Ovarian stimulation using exogenous follicle-stimulating hormone may enhance follicular recruitment; however, in the context of artificial insemination, it does not substantially improve pregnancy rates. Moreover, such physiological stimulation may impair oocyte developmental competence. To investigate the underlying metabolic mechanisms, the present study employed targeted metabolomics to compare the amino acid profiles in the follicular fluid of dairy cows during the natural estrous cycle (control group) and following ovarian stimulation (treated group). In total, 21 differentially abundant amino acids were identified: 7 were significantly upregulated, and 14 were significantly downregulated in the treatment group. Among the downregulated amino acids, L-serine was identified as a candidate hub metabolite via network analysis.
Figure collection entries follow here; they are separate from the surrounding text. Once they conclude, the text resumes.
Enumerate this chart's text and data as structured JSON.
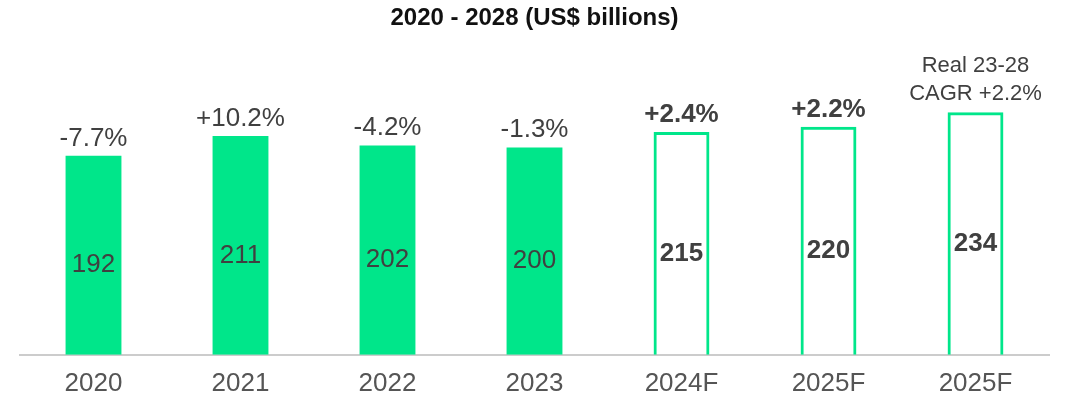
{
  "chart_data": {
    "type": "bar",
    "title": "2020 - 2028 (US$ billions)",
    "categories": [
      "2020",
      "2021",
      "2022",
      "2023",
      "2024F",
      "2025F",
      "2025F"
    ],
    "series": [
      {
        "color": "#00e68a",
        "values": [
          192,
          211,
          202,
          200,
          null,
          null,
          null
        ]
      },
      {
        "color": "#00e68a",
        "values": [
          null,
          null,
          null,
          null,
          215,
          220,
          234
        ]
      }
    ],
    "data_labels": true,
    "grid": false,
    "legend": false,
    "annotations": [
      {
        "text": "-7.7%",
        "x": "2020",
        "y": 192
      },
      {
        "text": "+10.2%",
        "x": "2021",
        "y": 211
      },
      {
        "text": "-4.2%",
        "x": "2022",
        "y": 202
      },
      {
        "text": "-1.3%",
        "x": "2023",
        "y": 200
      },
      {
        "text": "+2.4%",
        "x": "2024F",
        "y": 215
      },
      {
        "text": "+2.2%",
        "x": "2025F",
        "y": 220
      },
      "Real 23-28 CAGR +2.2%"
    ]
  }
}
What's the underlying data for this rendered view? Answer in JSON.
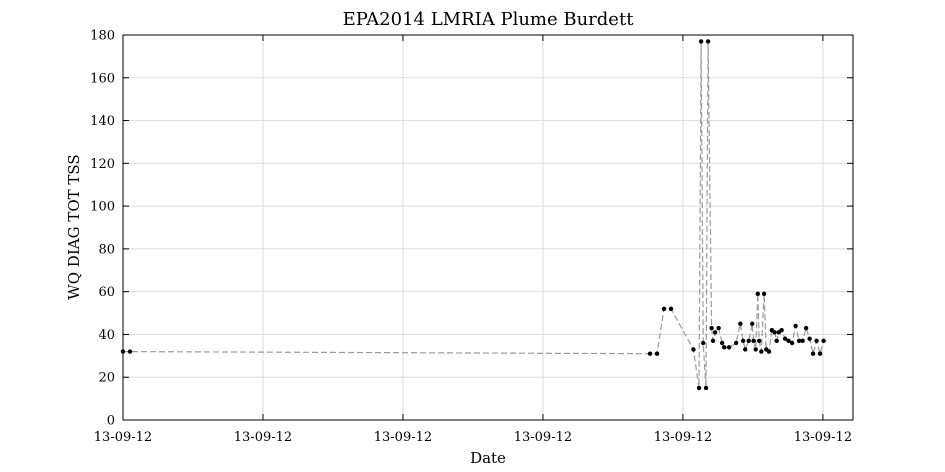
{
  "chart_data": {
    "type": "line",
    "title": "EPA2014 LMRIA Plume Burdett",
    "xlabel": "Date",
    "ylabel": "WQ DIAG TOT TSS",
    "x_tick_labels": [
      "13-09-12",
      "13-09-12",
      "13-09-12",
      "13-09-12",
      "13-09-12",
      "13-09-12"
    ],
    "x_tick_values": [
      0,
      20,
      40,
      60,
      80,
      100
    ],
    "y_tick_labels": [
      "0",
      "20",
      "40",
      "60",
      "80",
      "100",
      "120",
      "140",
      "160",
      "180"
    ],
    "y_tick_values": [
      0,
      20,
      40,
      60,
      80,
      100,
      120,
      140,
      160,
      180
    ],
    "xlim": [
      0,
      104.3
    ],
    "ylim": [
      0,
      180
    ],
    "grid": true,
    "line_color": "#9a9a9a",
    "marker_color": "#000000",
    "series": [
      {
        "x": [
          0,
          1,
          75.3,
          76.3,
          77.3,
          78.3,
          81.5,
          82.3,
          82.6,
          82.9,
          83.3,
          83.6,
          84.1,
          84.3,
          84.6,
          85.1,
          85.6,
          85.9,
          86.6,
          87.6,
          88.2,
          88.6,
          88.9,
          89.4,
          89.9,
          90.1,
          90.4,
          90.7,
          90.9,
          91.2,
          91.6,
          91.9,
          92.3,
          92.7,
          93.1,
          93.4,
          93.7,
          94.1,
          94.6,
          95.1,
          95.6,
          96.1,
          96.6,
          97.1,
          97.6,
          98.1,
          98.6,
          99.1,
          99.6,
          100.1
        ],
        "y": [
          32,
          32,
          31,
          31,
          52,
          52,
          33,
          15,
          177,
          36,
          15,
          177,
          43,
          37,
          41,
          43,
          36,
          34,
          34,
          36,
          45,
          37,
          33,
          37,
          45,
          37,
          33,
          59,
          37,
          32,
          59,
          33,
          32,
          42,
          41,
          37,
          41,
          42,
          38,
          37,
          36,
          44,
          37,
          37,
          43,
          38,
          31,
          37,
          31,
          37
        ]
      }
    ]
  }
}
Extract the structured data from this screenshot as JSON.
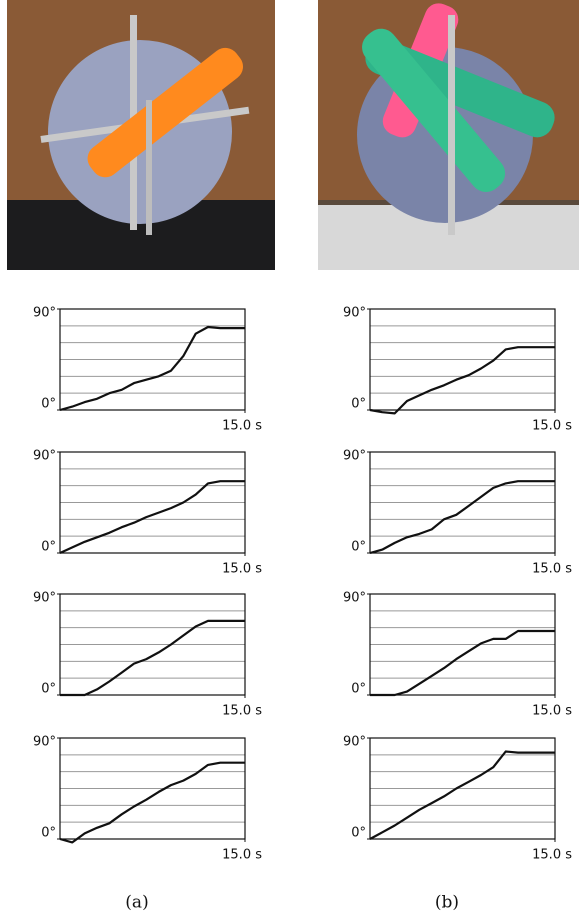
{
  "chart_data": [
    {
      "type": "line",
      "color": "#111111",
      "x": [
        0,
        1,
        2,
        3,
        4,
        5,
        6,
        7,
        8,
        9,
        10,
        11,
        12,
        13,
        14,
        15
      ],
      "values": [
        0,
        3,
        7,
        10,
        15,
        18,
        24,
        27,
        30,
        35,
        48,
        68,
        74,
        73,
        73,
        73
      ],
      "xlim": [
        0,
        15
      ],
      "ylim": [
        0,
        90
      ],
      "xticks": [
        {
          "value": 15,
          "label": "15.0 s"
        }
      ],
      "yticks": [
        {
          "value": 0,
          "label": "0°"
        },
        {
          "value": 90,
          "label": "90°"
        }
      ],
      "grid_y": [
        15,
        30,
        45,
        60,
        75
      ]
    },
    {
      "type": "line",
      "color": "#111111",
      "x": [
        0,
        1,
        2,
        3,
        4,
        5,
        6,
        7,
        8,
        9,
        10,
        11,
        12,
        13,
        14,
        15
      ],
      "values": [
        0,
        5,
        10,
        14,
        18,
        23,
        27,
        32,
        36,
        40,
        45,
        52,
        62,
        64,
        64,
        64
      ],
      "xlim": [
        0,
        15
      ],
      "ylim": [
        0,
        90
      ],
      "xticks": [
        {
          "value": 15,
          "label": "15.0 s"
        }
      ],
      "yticks": [
        {
          "value": 0,
          "label": "0°"
        },
        {
          "value": 90,
          "label": "90°"
        }
      ],
      "grid_y": [
        15,
        30,
        45,
        60,
        75
      ]
    },
    {
      "type": "line",
      "color": "#111111",
      "x": [
        0,
        1,
        2,
        3,
        4,
        5,
        6,
        7,
        8,
        9,
        10,
        11,
        12,
        13,
        14,
        15
      ],
      "values": [
        0,
        0,
        0,
        5,
        12,
        20,
        28,
        32,
        38,
        45,
        53,
        61,
        66,
        66,
        66,
        66
      ],
      "xlim": [
        0,
        15
      ],
      "ylim": [
        0,
        90
      ],
      "xticks": [
        {
          "value": 15,
          "label": "15.0 s"
        }
      ],
      "yticks": [
        {
          "value": 0,
          "label": "0°"
        },
        {
          "value": 90,
          "label": "90°"
        }
      ],
      "grid_y": [
        15,
        30,
        45,
        60,
        75
      ]
    },
    {
      "type": "line",
      "color": "#111111",
      "x": [
        0,
        1,
        2,
        3,
        4,
        5,
        6,
        7,
        8,
        9,
        10,
        11,
        12,
        13,
        14,
        15
      ],
      "values": [
        0,
        -3,
        5,
        10,
        14,
        22,
        29,
        35,
        42,
        48,
        52,
        58,
        66,
        68,
        68,
        68
      ],
      "xlim": [
        0,
        15
      ],
      "ylim": [
        0,
        90
      ],
      "xticks": [
        {
          "value": 15,
          "label": "15.0 s"
        }
      ],
      "yticks": [
        {
          "value": 0,
          "label": "0°"
        },
        {
          "value": 90,
          "label": "90°"
        }
      ],
      "grid_y": [
        15,
        30,
        45,
        60,
        75
      ]
    },
    {
      "type": "line",
      "color": "#111111",
      "x": [
        0,
        1,
        2,
        3,
        4,
        5,
        6,
        7,
        8,
        9,
        10,
        11,
        12,
        13,
        14,
        15
      ],
      "values": [
        0,
        -2,
        -3,
        8,
        13,
        18,
        22,
        27,
        31,
        37,
        44,
        54,
        56,
        56,
        56,
        56
      ],
      "xlim": [
        0,
        15
      ],
      "ylim": [
        0,
        90
      ],
      "xticks": [
        {
          "value": 15,
          "label": "15.0 s"
        }
      ],
      "yticks": [
        {
          "value": 0,
          "label": "0°"
        },
        {
          "value": 90,
          "label": "90°"
        }
      ],
      "grid_y": [
        15,
        30,
        45,
        60,
        75
      ]
    },
    {
      "type": "line",
      "color": "#111111",
      "x": [
        0,
        1,
        2,
        3,
        4,
        5,
        6,
        7,
        8,
        9,
        10,
        11,
        12,
        13,
        14,
        15
      ],
      "values": [
        0,
        3,
        9,
        14,
        17,
        21,
        30,
        34,
        42,
        50,
        58,
        62,
        64,
        64,
        64,
        64
      ],
      "xlim": [
        0,
        15
      ],
      "ylim": [
        0,
        90
      ],
      "xticks": [
        {
          "value": 15,
          "label": "15.0 s"
        }
      ],
      "yticks": [
        {
          "value": 0,
          "label": "0°"
        },
        {
          "value": 90,
          "label": "90°"
        }
      ],
      "grid_y": [
        15,
        30,
        45,
        60,
        75
      ]
    },
    {
      "type": "line",
      "color": "#111111",
      "x": [
        0,
        1,
        2,
        3,
        4,
        5,
        6,
        7,
        8,
        9,
        10,
        11,
        12,
        13,
        14,
        15
      ],
      "values": [
        0,
        0,
        0,
        3,
        10,
        17,
        24,
        32,
        39,
        46,
        50,
        50,
        57,
        57,
        57,
        57
      ],
      "xlim": [
        0,
        15
      ],
      "ylim": [
        0,
        90
      ],
      "xticks": [
        {
          "value": 15,
          "label": "15.0 s"
        }
      ],
      "yticks": [
        {
          "value": 0,
          "label": "0°"
        },
        {
          "value": 90,
          "label": "90°"
        }
      ],
      "grid_y": [
        15,
        30,
        45,
        60,
        75
      ]
    },
    {
      "type": "line",
      "color": "#111111",
      "x": [
        0,
        1,
        2,
        3,
        4,
        5,
        6,
        7,
        8,
        9,
        10,
        11,
        12,
        13,
        14,
        15
      ],
      "values": [
        0,
        6,
        12,
        19,
        26,
        32,
        38,
        45,
        51,
        57,
        64,
        78,
        77,
        77,
        77,
        77
      ],
      "xlim": [
        0,
        15
      ],
      "ylim": [
        0,
        90
      ],
      "xticks": [
        {
          "value": 15,
          "label": "15.0 s"
        }
      ],
      "yticks": [
        {
          "value": 0,
          "label": "0°"
        },
        {
          "value": 90,
          "label": "90°"
        }
      ],
      "grid_y": [
        15,
        30,
        45,
        60,
        75
      ]
    }
  ],
  "captions": [
    "(a)",
    "(b)"
  ]
}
Kyoto Encyclopedia of Genes and Genomes pathway enrichment analysis revealed that these differentially abundant amino acids were primarily enriched in the metabolic pathways of glycine, serine, and threonine, as well as in monocyclic lactam and arginine biosynthesis. Supplementation with 25-μM L-serine in the in vitro maturation medium significantly improved the oocyte maturation rate, cleavage rate, and blastocyst rate of oocytes from dairy cows undergoing ovarian stimulation. Additionally, supplementation promoted cumulus cell expansion and reduced the apoptosis rate of the formed blastocyst cells. The in vitro culture of bovine granulosa cells further demonstrated that L-serine could significantly promote cell proliferation and increase the estradiol to progesterone ratio (E2/P4). Real-time quantitative PCR analysis revealed that L-serine significantly upregulated the mRNA expression of key functional genes, including aromatase (CYP19A1), steroidogenic acute regulatory protein (STAR), and proliferating cell nuclear antigen (PCNA). These findings suggest a potential role for L-serine in supporting oocyte and embryo development, offering metabolic insights for further optimization of ovarian stimulation protocols.